Spare us drama on judges vetting, just clean up mess

By John Gerezani

A couple of Sundays ago something unusual happened which could have passed unnoticed by many. A prominent member of the Judicial Service Commission (JSC) Ahmednassir Abdulahi had penned an article in a newspaper opposing Parliament’s intention to move the vetting of magistrates from the under siege of Judges and Magistrates Vetting Board (JMVB) to the JSC.

On yet another page of the same paper, Chief Justice Willy Mutunga was quoted as supporting Parliament’s move. I sensed a deepening crack in the JSC and shared it casually with my colleague not knowing that matters would go full circle and come to the present state where the courts have temporarily suspended the operations of the JMVB while the Law Society of Kenya (LSK) is breathing fire over recent activities of the board.

Let me state here that it is apparent there is no real vetting taking place in both bodies and they should spare us the drama and clean house. It seems there is a pre-determined list of who must go and who must stay and I want to back up my contention with hard evidence. Stephen Kariuki Wangari versus the Republic is a case that was as perplexing as could be.

For the first time in history, the High Court heard a criminal appeal, dismissed it then re-heard the same case and allowed the appeal. Faced with a dilemma of having both committal and release orders for the same inmate, prison authorities decided to await the decision of the Court of Appeal that subsequently released the brother but not before casting aspersions on how the matter was handled.

Well, the Judge who wrote the two different judgments on the same matter has been cleared by the JMVB in such glowing terms that she has had the temerity to apply to be considered for a vacant position at the Court of Appeal. Let us not forget that before the vetting process started, she had applied to the JSC for the same position before suddenly withdrawing.

However, what is startling is the very public spat between the CJ and the LSK chair over the suspicious reinstatement of Justice Mohammed Ibrahim with the latter seeing vested interests at play. Well, we all know that Dr Mutunga and Mr Ibrahim
are old chums having both suffered detention during the Moi regime but just like LSK says and I agree, why are the rules being bent to favour a certain clique in the Judiciary?

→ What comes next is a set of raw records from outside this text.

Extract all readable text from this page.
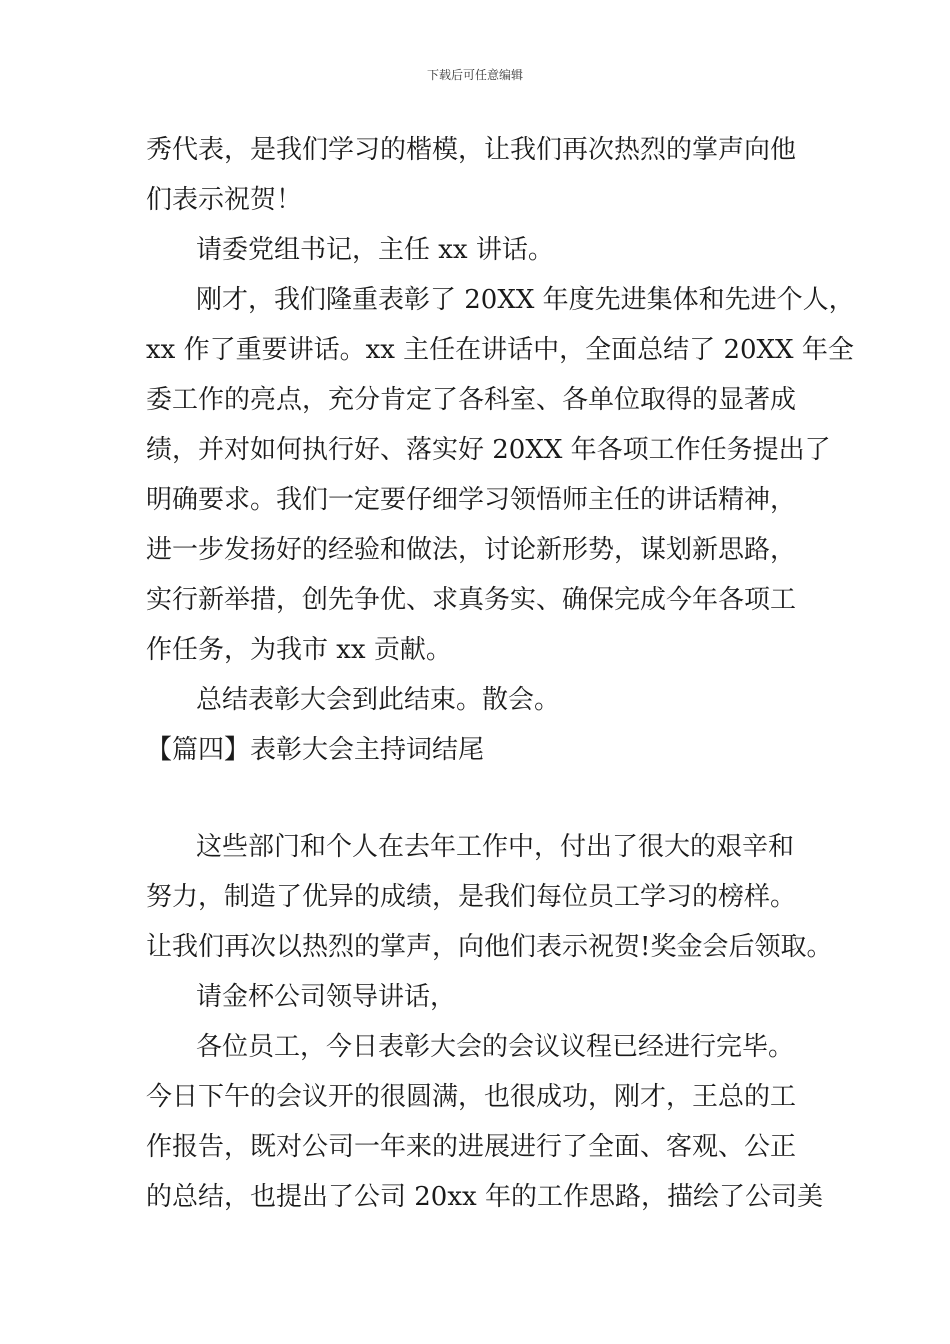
下载后可任意编辑
秀代表，是我们学习的楷模，让我们再次热烈的掌声向他
们表示祝贺！
请委党组书记，主任 xx 讲话。
刚才，我们隆重表彰了 20XX 年度先进集体和先进个人，
xx 作了重要讲话。xx 主任在讲话中，全面总结了 20XX 年全
委工作的亮点，充分肯定了各科室、各单位取得的显著成
绩，并对如何执行好、落实好 20XX 年各项工作任务提出了
明确要求。我们一定要仔细学习领悟师主任的讲话精神，
进一步发扬好的经验和做法，讨论新形势，谋划新思路，
实行新举措，创先争优、求真务实、确保完成今年各项工
作任务，为我市 xx 贡献。
总结表彰大会到此结束。散会。
【篇四】表彰大会主持词结尾
这些部门和个人在去年工作中，付出了很大的艰辛和
努力，制造了优异的成绩，是我们每位员工学习的榜样。
让我们再次以热烈的掌声，向他们表示祝贺!奖金会后领取。
请金杯公司领导讲话，
各位员工，今日表彰大会的会议议程已经进行完毕。
今日下午的会议开的很圆满，也很成功，刚才，王总的工
作报告，既对公司一年来的进展进行了全面、客观、公正
的总结，也提出了公司 20xx 年的工作思路，描绘了公司美
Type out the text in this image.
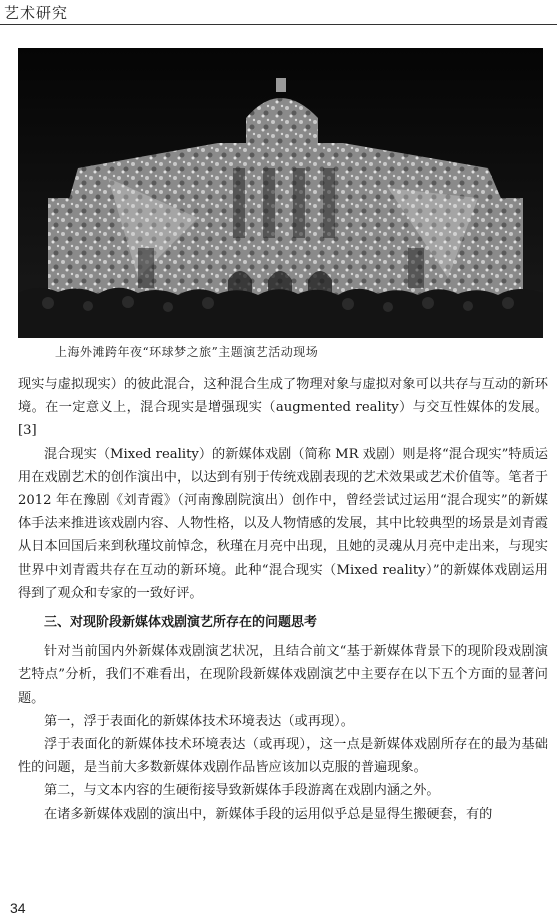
艺术研究
上海外滩跨年夜“环球梦之旅”主题演艺活动现场

现实与虚拟现实）的彼此混合，这种混合生成了物理对象与虚拟对象可以共存与互动的新环境。在一定意义上，混合现实是增强现实（augmented reality）与交互性媒体的发展。[3]

混合现实（Mixed reality）的新媒体戏剧（简称 MR 戏剧）则是将“混合现实”特质运用在戏剧艺术的创作演出中，以达到有别于传统戏剧表现的艺术效果或艺术价值等。笔者于 2012 年在豫剧《刘青霞》（河南豫剧院演出）创作中，曾经尝试过运用“混合现实”的新媒体手法来推进该戏剧内容、人物性格，以及人物情感的发展，其中比较典型的场景是刘青霞从日本回国后来到秋瑾坟前悼念，秋瑾在月亮中出现，且她的灵魂从月亮中走出来，与现实世界中刘青霞共存在互动的新环境。此种“混合现实（Mixed reality）”的新媒体戏剧运用得到了观众和专家的一致好评。

三、对现阶段新媒体戏剧演艺所存在的问题思考

针对当前国内外新媒体戏剧演艺状况，且结合前文“基于新媒体背景下的现阶段戏剧演艺特点”分析，我们不难看出，在现阶段新媒体戏剧演艺中主要存在以下五个方面的显著问题。

第一，浮于表面化的新媒体技术环境表达（或再现）。

浮于表面化的新媒体技术环境表达（或再现），这一点是新媒体戏剧所存在的最为基础性的问题，是当前大多数新媒体戏剧作品皆应该加以克服的普遍现象。

第二，与文本内容的生硬衔接导致新媒体手段游离在戏剧内涵之外。

在诸多新媒体戏剧的演出中，新媒体手段的运用似乎总是显得生搬硬套，有的

34
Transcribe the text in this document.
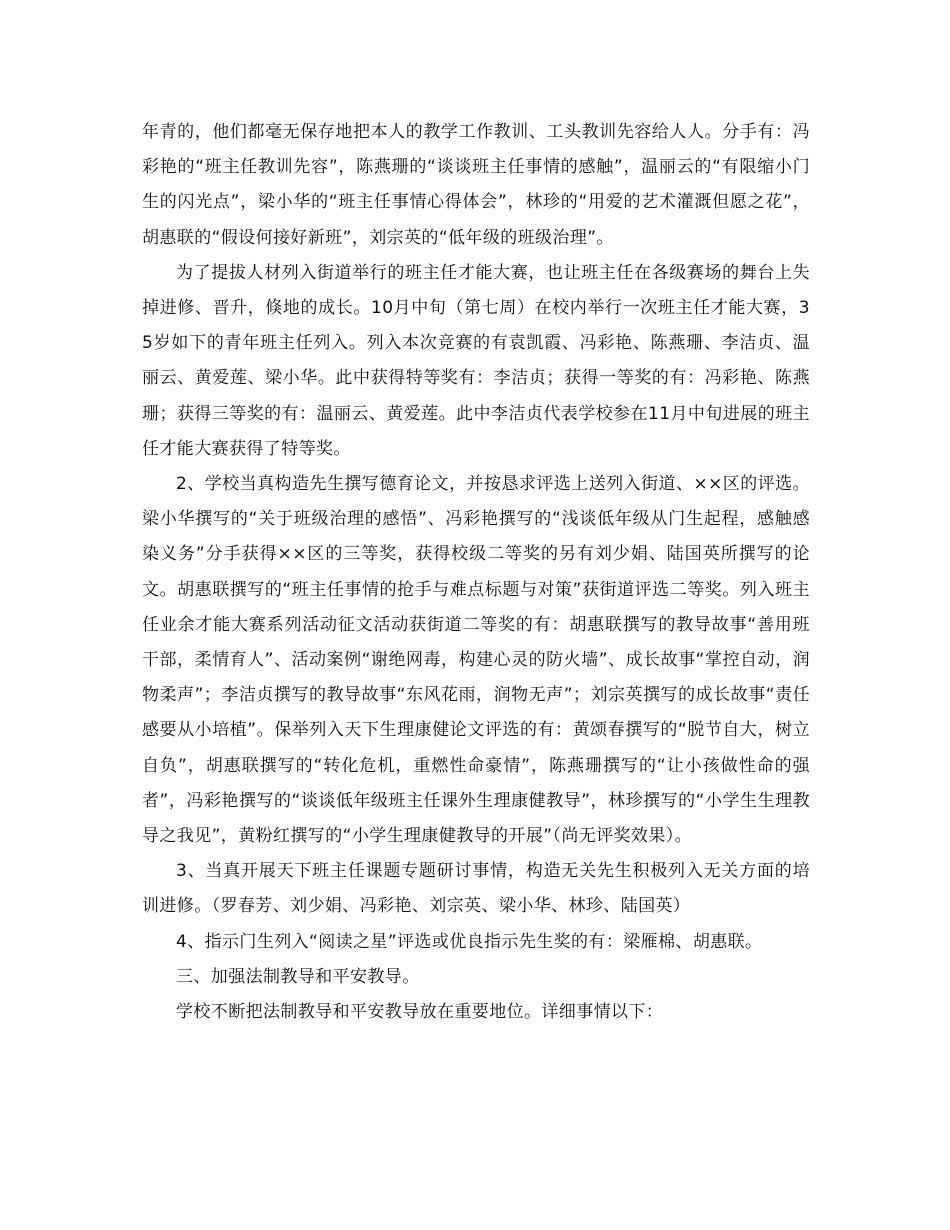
年青的，他们都毫无保存地把本人的教学工作教训、工头教训先容给人人。分手有：冯彩艳的“班主任教训先容”，陈燕珊的“谈谈班主任事情的感触”，温丽云的“有限缩小门生的闪光点”，梁小华的“班主任事情心得体会”，林珍的“用爱的艺术灌溉但愿之花”，胡惠联的“假设何接好新班”，刘宗英的“低年级的班级治理”。

为了提拔人材列入街道举行的班主任才能大赛，也让班主任在各级赛场的舞台上失掉进修、晋升，倏地的成长。10月中旬（第七周）在校内举行一次班主任才能大赛，35岁如下的青年班主任列入。列入本次竞赛的有袁凯霞、冯彩艳、陈燕珊、李洁贞、温丽云、黄爱莲、梁小华。此中获得特等奖有：李洁贞；获得一等奖的有：冯彩艳、陈燕珊；获得三等奖的有：温丽云、黄爱莲。此中李洁贞代表学校参在11月中旬进展的班主任才能大赛获得了特等奖。

2、学校当真构造先生撰写德育论文，并按恳求评选上送列入街道、××区的评选。梁小华撰写的“关于班级治理的感悟”、冯彩艳撰写的“浅谈低年级从门生起程，感触感染义务”分手获得××区的三等奖，获得校级二等奖的另有刘少娟、陆国英所撰写的论文。胡惠联撰写的“班主任事情的抢手与难点标题与对策”获街道评选二等奖。列入班主任业余才能大赛系列活动征文活动获街道二等奖的有：胡惠联撰写的教导故事“善用班干部，柔情育人”、活动案例“谢绝网毒，构建心灵的防火墙”、成长故事“掌控自动，润物柔声”；李洁贞撰写的教导故事“东风花雨，润物无声”；刘宗英撰写的成长故事“责任感要从小培植”。保举列入天下生理康健论文评选的有：黄颂春撰写的“脱节自大，树立自负”，胡惠联撰写的“转化危机，重燃性命豪情”，陈燕珊撰写的“让小孩做性命的强者”，冯彩艳撰写的“谈谈低年级班主任课外生理康健教导”，林珍撰写的“小学生生理教导之我见”，黄粉红撰写的“小学生理康健教导的开展”（尚无评奖效果）。

3、当真开展天下班主任课题专题研讨事情，构造无关先生积极列入无关方面的培训进修。（罗春芳、刘少娟、冯彩艳、刘宗英、梁小华、林珍、陆国英）

4、指示门生列入“阅读之星”评选或优良指示先生奖的有：梁雁棉、胡惠联。

三、加强法制教导和平安教导。

学校不断把法制教导和平安教导放在重要地位。详细事情以下：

The judge had a huge portfolio of unwritten High Court judgments by the time JSC cleared him to serve in the Supreme Court.  The initial JMVB decision to send him packing while lauded by litigants and lawyers as an apt move also brought into sharp focus the parameters used by the JSC in vetting. It is the same JSC that had also promoted Lady Justice Roselyn Nambuye to serve in the appeals court only for JMVB to find her unsuitable on the same complaint of undue delay in writing and delivering judgments.

She must have ruffled some feathers in her appeal for review when she named equally guilty fellow judges who had been spared the sack, raising the spectre of discrimination in the Judiciary.

Did someone panic that Nambuye had exposed the judicial skunk and had her placated before she could rock the boat from within The jury is out on that but the fact is the entire vetting process has been proved to be a farcical shuffling of cards with a lot of motion but little action. Let me wrap this up by asking the JSC to give out the full list of the judges it has employed since its Constitution with an emphasis on regional spread and if any was employed by virtue of their relations with members of the commission.

It would be helpful also to know what informed the decision to hire 50 per cent of new judges of the Environmental and Land division from one region and if that inspires faith and confidence. That is not to question the judges’ competence but to address perception in a country where every decision is viewed through a very narrow prism—tribe.

And please spare me the razz-mattaz of specialisation; many judges countrywide handle all manner of cases ranging from civil to criminal to environmental and public law without a whimper. I suggest a public debate between Mutunga and Mutua on these weighty matters. I rest my case.